The problem: transliterating Balinese
In December 2021, a friend introduced me to the Balinese WikiPustaka (Wikisource) community, which has been relentlessly working on photographing, transcribing and uploading Balinese palm manuscript (lontar) to Wikisource (example)
While manuscripts are written using the Balinese alphabet, today most Balinese use the Latin alphabet when reading or writing in the Balinese language. Text written in the Balinese alphabet can be automatically transliterated to the Latin alphabet (using Benny Lin's translitator), however since words in the Balinese alphabet are not separated by spaces, after transliteration we're missing spaces between words. To produce legible Balinese in the Latin alphabet, we need to guess where spaces are after transliteration.
Our solution: a space fixer + a spell checker
So we embarked on a small project teaching a model to guess spaces in Balinese text. Using text from Balinese Wikipedia, we train SymSpell to put together a first version of our webapp, until then called "Balinese space fixer":
Later on, we expanded this tool to also make spelling corrections: it doesn't just add missing spaces, but also fixes the spelling of individual words. To let the app improve itself over time, we added a way for users to suggest a better spelling.
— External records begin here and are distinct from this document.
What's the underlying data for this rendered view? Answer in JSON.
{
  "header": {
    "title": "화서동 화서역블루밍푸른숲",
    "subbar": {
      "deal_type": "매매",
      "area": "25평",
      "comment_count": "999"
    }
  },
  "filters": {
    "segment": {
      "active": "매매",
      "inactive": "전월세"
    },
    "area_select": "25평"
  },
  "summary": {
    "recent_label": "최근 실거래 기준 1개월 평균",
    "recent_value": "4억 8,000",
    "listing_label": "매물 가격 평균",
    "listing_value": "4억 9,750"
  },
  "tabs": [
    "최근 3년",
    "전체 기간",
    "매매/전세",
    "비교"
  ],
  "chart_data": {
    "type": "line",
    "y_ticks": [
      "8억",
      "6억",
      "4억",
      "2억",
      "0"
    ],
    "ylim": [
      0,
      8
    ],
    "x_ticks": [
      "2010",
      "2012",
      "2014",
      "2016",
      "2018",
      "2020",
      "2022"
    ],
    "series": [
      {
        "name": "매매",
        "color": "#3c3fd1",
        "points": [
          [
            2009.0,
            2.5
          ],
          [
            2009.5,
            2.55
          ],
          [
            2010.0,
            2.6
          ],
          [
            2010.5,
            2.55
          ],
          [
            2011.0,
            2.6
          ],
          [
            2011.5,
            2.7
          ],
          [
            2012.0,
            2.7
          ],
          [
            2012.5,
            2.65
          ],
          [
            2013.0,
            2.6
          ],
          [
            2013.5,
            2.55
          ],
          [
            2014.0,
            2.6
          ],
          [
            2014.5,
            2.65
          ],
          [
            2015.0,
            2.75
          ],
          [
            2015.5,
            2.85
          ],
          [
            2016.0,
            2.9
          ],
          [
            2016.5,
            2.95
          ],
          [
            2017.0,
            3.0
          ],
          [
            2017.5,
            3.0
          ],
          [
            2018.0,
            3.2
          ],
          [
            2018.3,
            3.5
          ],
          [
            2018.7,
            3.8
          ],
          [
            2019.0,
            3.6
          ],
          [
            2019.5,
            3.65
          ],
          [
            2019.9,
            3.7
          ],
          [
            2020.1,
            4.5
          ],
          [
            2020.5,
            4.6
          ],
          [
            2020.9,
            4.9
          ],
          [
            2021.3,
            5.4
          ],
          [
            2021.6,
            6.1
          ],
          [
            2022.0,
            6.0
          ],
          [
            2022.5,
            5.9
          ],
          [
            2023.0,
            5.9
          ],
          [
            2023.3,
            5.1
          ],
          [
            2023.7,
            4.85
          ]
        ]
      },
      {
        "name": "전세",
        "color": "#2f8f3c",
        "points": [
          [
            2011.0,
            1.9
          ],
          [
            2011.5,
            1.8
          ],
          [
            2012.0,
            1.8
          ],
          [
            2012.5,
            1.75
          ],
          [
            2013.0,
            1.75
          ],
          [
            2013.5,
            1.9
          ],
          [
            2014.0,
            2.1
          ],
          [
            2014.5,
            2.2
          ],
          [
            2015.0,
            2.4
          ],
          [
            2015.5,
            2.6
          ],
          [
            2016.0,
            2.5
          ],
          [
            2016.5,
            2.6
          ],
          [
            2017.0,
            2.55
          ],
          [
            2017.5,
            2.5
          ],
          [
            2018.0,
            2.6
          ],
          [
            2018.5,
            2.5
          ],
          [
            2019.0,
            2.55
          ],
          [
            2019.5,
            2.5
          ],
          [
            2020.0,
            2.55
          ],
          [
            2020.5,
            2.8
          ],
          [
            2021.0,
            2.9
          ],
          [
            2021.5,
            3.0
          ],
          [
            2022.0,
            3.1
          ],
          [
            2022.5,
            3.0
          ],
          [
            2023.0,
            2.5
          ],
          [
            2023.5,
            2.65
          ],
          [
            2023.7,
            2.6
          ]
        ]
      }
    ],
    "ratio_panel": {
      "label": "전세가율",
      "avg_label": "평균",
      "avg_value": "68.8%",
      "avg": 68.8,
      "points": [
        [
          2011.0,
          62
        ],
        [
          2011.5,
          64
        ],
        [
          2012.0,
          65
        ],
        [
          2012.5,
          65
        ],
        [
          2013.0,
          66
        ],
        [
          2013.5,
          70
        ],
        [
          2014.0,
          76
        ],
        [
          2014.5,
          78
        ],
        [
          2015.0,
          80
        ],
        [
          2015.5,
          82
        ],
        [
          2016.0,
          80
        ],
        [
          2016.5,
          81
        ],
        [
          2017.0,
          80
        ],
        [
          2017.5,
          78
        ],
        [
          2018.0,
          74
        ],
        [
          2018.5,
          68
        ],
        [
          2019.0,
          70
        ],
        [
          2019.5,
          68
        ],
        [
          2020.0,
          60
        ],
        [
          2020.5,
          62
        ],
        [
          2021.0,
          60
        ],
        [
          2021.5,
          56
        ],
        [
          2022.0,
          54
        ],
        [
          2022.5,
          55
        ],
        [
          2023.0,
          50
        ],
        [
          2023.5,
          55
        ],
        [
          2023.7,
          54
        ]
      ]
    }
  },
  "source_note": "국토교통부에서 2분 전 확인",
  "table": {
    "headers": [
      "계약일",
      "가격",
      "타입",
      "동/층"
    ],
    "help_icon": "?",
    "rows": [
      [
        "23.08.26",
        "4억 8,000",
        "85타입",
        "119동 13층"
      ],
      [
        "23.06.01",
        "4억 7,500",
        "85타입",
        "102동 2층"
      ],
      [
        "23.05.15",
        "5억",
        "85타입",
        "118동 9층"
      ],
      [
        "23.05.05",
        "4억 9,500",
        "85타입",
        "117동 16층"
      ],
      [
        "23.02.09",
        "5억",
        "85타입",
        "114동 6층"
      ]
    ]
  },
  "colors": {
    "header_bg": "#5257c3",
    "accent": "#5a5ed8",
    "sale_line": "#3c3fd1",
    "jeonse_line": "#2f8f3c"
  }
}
The tool can be accessed at https://balinese-spell.netlify.app/, with its source code living at https://github.com/raphaelmerx/ban-spellcheck.
To assist the WikiPustaka community, which is so far manually transcribing lontar images, we would love to create a quality HTR (handwriting text recognition) engine for Balinese manuscripts. I'm looking into using eScriptorium and kraken to do so.
In the longer-term, a translation engine between Indonesian and Balinese would be great. While I'm trying to keep the hopes of the WikiPustaka community low on this front, I'm actively following research on very low-resource machine translation, especially that coming from the Masakhane (NLP for African languages) community.